The 87th rugby World Cup series kicks off when the University of British Columbia Thunderbirds seek to disrupt a run that has seen Cal take the two-match competition nine of the last 12 years, Men's Rugby: Cal vs. British Columbia (Wednesday, Feb. 20, 3:30 p.m., Witter Rugby Field). The Bears' 2006 semifinal foe, the Utes of Utah are a perennial national contender. It will be an uncommon treat to see these two teams matched up in the regular season, Men's Rugby: Cal vs. Utah (Sat. Feb. 23, 1 p.m., Witter Rugby Field).
Cal women's basketball takes on rival Stanford, last year's Pac-10 conference champion (Saturday, Feb. 23, 1 p.m. Haas Pavilion). The Cal-Stanford game is always highly anticipated and this year's match-up will be more so, since the Bears beat the Cardinal last season at Stanford for the first time since 2000-01 and have not beat Stanford at home since the 1992-93 season.
Enjoy a special celebration of herbs and flowers at an afternoon tea party for adults and children of all ages, "Valentine's Day High Tea for Kids" (Sunday, Feb. 10, 2 p.m., Botanical Garden).
Take a trip in the fast lane at "SPEED!", a new exhibit at the Lawrence Hall of Science about high performance and barrier-smashing motion. This colorful celebration of movement translates the thrills and challenges of going fast and faster into 20 hands-on activities to demonstrate the science and technology of record setting speed. (Daily, Feb. 9-May 11, Lawrence Hall of Science).

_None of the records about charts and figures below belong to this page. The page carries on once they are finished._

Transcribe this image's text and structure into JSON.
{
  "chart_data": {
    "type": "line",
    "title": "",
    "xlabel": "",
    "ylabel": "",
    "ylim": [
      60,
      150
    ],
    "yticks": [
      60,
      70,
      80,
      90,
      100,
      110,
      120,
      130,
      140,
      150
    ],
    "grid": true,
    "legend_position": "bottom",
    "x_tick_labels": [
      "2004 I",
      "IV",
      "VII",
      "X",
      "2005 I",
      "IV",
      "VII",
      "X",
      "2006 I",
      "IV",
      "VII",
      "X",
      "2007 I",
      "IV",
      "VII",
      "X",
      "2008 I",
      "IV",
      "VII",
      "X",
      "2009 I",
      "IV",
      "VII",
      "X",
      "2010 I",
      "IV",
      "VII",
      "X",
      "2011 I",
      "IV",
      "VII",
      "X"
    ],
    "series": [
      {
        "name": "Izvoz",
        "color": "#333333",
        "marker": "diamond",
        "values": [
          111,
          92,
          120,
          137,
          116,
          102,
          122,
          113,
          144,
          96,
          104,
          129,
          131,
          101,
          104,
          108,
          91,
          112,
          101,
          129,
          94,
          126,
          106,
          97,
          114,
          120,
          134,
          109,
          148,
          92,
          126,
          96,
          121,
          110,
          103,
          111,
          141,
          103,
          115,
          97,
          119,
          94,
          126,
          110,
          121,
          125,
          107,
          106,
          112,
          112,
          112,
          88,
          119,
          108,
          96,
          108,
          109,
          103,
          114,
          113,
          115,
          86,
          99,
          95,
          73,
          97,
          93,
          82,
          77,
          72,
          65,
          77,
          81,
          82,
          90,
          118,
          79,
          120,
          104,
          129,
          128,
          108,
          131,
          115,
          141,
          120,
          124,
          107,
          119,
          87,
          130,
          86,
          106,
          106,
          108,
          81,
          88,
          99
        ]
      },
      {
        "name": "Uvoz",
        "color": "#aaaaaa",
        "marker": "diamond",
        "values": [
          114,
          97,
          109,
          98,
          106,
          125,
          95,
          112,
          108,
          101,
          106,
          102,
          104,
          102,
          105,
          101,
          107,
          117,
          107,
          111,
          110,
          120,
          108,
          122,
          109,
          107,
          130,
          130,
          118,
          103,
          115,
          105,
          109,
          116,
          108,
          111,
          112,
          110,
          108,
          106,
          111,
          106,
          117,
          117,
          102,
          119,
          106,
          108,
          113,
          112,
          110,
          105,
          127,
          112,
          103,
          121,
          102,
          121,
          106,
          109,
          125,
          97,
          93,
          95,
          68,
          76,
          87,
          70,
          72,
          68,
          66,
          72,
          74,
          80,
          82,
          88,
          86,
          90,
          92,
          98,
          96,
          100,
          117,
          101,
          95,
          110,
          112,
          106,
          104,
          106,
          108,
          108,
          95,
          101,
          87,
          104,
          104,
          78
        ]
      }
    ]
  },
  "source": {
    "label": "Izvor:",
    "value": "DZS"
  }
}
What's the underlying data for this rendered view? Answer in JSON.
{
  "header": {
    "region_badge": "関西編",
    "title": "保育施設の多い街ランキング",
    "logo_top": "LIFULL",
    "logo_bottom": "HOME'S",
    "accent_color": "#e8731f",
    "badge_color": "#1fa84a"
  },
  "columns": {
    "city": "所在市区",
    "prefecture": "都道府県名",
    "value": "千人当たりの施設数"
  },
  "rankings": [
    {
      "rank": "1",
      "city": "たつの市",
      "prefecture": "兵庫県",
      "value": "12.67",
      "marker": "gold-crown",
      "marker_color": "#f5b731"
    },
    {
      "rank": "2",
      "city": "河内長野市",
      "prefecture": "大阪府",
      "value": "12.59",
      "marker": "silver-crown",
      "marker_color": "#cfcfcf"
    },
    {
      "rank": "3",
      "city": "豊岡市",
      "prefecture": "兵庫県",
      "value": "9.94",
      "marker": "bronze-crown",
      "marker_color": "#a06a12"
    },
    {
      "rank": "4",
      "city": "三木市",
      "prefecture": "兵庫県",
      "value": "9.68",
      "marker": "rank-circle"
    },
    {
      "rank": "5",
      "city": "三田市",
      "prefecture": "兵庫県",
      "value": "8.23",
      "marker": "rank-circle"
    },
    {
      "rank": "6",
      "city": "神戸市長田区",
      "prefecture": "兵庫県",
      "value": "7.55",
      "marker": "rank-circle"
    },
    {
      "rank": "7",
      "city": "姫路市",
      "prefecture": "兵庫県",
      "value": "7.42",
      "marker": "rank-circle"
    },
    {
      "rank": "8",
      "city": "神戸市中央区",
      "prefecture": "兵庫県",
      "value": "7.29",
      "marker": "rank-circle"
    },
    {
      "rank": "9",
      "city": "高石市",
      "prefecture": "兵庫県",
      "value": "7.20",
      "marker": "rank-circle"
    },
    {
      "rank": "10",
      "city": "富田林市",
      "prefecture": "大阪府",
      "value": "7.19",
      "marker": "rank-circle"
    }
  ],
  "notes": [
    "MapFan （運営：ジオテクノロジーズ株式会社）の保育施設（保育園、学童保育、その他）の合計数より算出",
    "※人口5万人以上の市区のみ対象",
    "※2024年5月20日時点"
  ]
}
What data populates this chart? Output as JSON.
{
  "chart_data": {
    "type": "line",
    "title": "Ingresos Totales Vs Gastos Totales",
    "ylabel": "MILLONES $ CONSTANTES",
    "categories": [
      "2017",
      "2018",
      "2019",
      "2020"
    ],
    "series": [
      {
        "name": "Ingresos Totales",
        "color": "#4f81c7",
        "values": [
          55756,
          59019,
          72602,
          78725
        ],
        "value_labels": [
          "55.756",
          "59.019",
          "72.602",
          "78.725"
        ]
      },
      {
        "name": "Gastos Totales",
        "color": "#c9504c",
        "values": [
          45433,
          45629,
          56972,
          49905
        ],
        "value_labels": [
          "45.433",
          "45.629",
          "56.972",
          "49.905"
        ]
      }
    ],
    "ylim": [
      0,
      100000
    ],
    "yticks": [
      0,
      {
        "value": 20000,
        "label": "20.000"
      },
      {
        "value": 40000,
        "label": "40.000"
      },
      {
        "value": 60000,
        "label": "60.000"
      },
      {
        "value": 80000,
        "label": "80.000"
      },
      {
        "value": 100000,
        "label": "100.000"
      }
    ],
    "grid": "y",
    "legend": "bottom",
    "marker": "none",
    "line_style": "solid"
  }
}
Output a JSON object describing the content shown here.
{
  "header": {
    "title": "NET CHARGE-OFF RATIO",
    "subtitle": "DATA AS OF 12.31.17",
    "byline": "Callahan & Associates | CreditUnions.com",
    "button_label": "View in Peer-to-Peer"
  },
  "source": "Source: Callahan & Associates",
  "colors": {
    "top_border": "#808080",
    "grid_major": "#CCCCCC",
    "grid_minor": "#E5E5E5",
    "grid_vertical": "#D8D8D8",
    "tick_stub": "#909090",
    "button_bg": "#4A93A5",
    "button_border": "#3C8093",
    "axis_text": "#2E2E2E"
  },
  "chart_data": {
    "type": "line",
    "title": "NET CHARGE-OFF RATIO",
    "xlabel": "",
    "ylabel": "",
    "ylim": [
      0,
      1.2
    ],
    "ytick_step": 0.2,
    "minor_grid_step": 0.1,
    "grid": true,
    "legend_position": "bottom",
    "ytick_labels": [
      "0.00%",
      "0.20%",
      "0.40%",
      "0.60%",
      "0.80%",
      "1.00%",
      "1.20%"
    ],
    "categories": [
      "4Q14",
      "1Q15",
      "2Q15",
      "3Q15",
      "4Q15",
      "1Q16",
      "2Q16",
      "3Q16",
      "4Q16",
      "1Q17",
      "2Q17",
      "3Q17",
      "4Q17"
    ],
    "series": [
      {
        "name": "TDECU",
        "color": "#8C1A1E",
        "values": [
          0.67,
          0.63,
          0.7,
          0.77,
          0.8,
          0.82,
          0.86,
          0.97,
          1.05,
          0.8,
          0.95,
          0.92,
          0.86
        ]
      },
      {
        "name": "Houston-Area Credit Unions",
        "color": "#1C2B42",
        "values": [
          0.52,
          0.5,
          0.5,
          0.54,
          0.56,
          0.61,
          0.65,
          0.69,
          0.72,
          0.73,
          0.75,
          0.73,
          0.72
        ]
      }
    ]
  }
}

The public is invited to view the Feb. 20 total lunar eclipse from the plaza of the Lawrence Hall of Science. Telescopes will be set up and amateur astronomers will be on hand to answer questions and assist other viewers. The moon will be totally eclipsed at 7:01 p.m. Totality will end at 7:51 p.m. (Wednesday, Feb. 20, 6 p.m., Lawrence Hall of Science).